As I meet her gaze it arrests me. Surely some expression that closely resembles woe characterizes her face. Her eyebrows are slightly elevated, her lips at the corners curving downwards; her cheeks are innocent of nature's rouge; a suspicious pinkness rests upon her lids.
Dear—dear—dear! is there nothing but trouble in this world? I, of course, am wretched—that goes without telling—but pretty, bright, piquante Bebe, must she too be miserable? What untoward thing can have occurred to bring that wistful look into her eyes?
Turning to my maid, who is following me at a respectful distance, I speak aloud:—
"Martha, I will dispense with your services this afternoon. Miss Beatoun is here, and will give me any assistance I may require."
So saying, I draw my friend into my room and close my door.
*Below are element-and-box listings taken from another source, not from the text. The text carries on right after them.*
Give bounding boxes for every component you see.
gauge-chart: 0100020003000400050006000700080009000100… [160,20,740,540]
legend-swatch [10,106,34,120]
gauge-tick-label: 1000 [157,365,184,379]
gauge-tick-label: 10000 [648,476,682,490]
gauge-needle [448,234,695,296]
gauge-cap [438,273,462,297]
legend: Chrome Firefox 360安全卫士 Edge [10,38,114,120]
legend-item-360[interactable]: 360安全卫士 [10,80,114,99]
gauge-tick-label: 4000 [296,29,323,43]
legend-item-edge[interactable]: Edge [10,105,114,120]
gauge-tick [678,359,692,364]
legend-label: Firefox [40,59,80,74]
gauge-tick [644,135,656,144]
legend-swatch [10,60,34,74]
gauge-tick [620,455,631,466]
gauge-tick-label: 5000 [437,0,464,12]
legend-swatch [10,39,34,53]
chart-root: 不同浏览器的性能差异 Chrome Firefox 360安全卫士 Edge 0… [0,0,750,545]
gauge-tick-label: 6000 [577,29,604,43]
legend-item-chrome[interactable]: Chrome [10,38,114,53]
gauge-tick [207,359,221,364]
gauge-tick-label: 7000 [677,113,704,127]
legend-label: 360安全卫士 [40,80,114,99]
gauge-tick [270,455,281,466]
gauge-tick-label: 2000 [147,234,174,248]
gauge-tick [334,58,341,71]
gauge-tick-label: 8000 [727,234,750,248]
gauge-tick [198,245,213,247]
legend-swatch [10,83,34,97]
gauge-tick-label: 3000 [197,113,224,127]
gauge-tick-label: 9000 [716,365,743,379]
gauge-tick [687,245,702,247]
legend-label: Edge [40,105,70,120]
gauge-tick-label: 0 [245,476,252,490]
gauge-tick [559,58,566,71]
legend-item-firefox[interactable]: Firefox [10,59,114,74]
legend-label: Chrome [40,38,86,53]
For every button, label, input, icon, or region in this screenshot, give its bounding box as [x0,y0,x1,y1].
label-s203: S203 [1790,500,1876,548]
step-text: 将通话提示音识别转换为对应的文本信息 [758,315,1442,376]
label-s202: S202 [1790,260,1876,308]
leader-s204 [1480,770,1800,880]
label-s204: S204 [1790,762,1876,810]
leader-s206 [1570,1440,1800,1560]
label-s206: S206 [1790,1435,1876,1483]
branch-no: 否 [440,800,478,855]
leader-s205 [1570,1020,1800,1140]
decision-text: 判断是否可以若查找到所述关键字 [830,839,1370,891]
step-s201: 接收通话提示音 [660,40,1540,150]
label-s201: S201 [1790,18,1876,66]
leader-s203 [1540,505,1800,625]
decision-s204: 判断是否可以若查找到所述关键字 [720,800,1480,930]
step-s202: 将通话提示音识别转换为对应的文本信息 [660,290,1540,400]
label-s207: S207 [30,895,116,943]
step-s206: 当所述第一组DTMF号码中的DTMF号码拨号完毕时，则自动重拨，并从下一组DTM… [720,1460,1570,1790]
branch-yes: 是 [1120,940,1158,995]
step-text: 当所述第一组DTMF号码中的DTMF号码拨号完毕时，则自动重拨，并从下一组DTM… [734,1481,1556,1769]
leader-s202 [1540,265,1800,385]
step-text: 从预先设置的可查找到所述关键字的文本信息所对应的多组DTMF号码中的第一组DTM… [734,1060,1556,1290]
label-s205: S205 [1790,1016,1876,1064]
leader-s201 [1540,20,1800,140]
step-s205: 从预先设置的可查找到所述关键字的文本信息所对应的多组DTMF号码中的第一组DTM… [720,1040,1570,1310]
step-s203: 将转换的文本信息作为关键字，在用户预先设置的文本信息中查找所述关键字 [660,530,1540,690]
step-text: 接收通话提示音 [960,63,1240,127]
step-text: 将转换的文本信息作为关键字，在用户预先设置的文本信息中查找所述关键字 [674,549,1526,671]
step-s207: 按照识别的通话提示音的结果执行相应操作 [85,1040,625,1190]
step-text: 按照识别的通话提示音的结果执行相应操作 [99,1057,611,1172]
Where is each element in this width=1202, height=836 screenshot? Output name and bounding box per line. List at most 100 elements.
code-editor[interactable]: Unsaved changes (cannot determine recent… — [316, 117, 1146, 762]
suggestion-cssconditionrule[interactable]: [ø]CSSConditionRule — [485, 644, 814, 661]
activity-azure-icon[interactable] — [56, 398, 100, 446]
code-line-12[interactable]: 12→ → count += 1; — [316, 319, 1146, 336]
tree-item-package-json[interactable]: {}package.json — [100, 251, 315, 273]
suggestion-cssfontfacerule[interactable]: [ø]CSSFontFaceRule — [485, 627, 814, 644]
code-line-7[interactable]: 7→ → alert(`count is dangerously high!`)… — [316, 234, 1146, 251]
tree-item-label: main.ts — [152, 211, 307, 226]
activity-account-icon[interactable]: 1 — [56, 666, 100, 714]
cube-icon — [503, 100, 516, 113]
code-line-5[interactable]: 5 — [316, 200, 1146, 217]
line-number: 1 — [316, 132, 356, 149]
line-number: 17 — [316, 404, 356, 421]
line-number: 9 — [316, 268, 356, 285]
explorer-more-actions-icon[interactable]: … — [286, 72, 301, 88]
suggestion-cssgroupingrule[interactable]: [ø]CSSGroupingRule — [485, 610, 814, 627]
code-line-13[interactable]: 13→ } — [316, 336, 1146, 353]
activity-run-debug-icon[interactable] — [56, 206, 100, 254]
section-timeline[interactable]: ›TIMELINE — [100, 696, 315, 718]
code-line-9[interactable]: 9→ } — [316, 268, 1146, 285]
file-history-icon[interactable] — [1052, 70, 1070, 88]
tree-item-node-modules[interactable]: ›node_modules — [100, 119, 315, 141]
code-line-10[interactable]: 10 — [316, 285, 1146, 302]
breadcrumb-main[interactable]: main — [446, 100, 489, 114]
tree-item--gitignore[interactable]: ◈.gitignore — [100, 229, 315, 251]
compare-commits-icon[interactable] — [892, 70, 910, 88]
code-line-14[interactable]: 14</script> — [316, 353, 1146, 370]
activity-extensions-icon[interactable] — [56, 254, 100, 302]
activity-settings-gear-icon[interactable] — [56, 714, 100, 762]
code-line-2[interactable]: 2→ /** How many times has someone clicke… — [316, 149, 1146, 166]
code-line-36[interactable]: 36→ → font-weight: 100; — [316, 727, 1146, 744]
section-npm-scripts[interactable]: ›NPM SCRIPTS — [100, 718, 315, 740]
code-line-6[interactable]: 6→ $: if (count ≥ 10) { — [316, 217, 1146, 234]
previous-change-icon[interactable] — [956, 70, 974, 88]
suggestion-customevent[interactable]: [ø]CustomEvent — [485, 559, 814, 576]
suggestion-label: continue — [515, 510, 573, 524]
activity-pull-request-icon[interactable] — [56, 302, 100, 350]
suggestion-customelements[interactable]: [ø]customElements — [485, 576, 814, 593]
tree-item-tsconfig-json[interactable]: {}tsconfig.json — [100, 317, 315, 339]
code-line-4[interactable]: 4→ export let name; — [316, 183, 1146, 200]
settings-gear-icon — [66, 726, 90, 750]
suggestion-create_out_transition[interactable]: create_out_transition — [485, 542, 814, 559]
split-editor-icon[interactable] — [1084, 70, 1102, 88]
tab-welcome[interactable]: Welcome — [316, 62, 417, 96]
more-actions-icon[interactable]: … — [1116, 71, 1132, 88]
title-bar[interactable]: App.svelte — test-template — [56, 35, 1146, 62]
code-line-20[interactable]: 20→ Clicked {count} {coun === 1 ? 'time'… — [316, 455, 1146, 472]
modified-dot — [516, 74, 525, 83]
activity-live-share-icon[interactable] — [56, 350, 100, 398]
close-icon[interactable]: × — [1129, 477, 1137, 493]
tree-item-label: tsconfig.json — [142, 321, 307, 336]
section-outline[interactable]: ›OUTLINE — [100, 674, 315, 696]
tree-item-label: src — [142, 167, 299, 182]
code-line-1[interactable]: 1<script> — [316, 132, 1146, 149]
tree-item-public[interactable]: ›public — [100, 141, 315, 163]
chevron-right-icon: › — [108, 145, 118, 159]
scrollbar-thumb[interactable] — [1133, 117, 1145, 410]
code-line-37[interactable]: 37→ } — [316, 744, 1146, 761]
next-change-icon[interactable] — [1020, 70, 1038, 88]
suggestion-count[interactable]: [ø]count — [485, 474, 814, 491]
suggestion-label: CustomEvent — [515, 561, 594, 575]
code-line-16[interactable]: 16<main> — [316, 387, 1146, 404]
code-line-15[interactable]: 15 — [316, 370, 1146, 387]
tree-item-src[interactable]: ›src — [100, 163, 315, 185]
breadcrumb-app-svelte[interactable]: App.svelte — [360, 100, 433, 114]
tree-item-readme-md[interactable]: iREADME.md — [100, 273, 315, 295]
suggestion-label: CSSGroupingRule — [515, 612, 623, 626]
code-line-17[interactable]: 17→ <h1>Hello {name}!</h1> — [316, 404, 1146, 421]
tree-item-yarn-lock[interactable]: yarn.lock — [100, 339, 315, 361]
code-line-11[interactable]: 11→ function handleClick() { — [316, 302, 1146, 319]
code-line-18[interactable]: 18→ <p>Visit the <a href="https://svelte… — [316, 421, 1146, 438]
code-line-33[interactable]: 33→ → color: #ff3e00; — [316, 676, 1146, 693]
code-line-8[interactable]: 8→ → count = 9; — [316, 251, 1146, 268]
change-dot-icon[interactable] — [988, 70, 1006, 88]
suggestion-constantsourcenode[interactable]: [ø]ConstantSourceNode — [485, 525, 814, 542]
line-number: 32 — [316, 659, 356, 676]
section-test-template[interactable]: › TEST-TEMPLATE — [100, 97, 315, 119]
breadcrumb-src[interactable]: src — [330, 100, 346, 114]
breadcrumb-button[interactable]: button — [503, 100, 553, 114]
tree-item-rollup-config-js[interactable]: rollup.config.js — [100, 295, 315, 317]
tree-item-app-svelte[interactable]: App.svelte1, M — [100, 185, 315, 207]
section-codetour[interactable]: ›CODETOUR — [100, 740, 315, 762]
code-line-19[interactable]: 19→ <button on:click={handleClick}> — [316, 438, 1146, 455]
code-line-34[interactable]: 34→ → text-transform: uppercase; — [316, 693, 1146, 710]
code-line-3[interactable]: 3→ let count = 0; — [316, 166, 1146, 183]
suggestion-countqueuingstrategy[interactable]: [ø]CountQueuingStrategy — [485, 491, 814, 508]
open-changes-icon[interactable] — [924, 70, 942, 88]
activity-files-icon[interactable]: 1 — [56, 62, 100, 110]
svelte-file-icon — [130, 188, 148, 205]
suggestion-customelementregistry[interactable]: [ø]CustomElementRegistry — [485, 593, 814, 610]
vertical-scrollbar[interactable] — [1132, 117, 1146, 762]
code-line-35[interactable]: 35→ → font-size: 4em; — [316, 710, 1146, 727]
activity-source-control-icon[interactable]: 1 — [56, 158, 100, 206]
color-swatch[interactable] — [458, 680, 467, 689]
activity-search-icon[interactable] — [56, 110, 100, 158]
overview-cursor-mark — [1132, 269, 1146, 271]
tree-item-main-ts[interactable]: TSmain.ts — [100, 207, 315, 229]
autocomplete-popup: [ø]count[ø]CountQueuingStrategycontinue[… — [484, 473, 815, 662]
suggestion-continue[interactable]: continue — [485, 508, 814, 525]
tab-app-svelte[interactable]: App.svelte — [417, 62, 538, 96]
"Now, Bebe, what is it?" I ask, pushing her into a lounging-chair, and beginning a vigorous search for my seal-skin jacket. Martha is a good girl the—best of girls—but she can never put anything in the same place twice running.
"Oh, it is nothing—nothing," answers Bebe, in a tone almost comical in its disgust. "My pride has had a slight fall—my conceit has been a little lowered—no more. I hate myself" (with a petulant stamp of the foot) "for taking it so much to heart; but I do, and that is the fact, and I cannot yet overcome the feeling. If I did not know I must have looked like a foolish culprit all the while, I think I would not so greatly mind; but my color was coming and going in a maddening fashion; and then his tone—so quick—so—-"
"Chandos's tone, I suppose, you mean? But you forget, dear; I know nothing."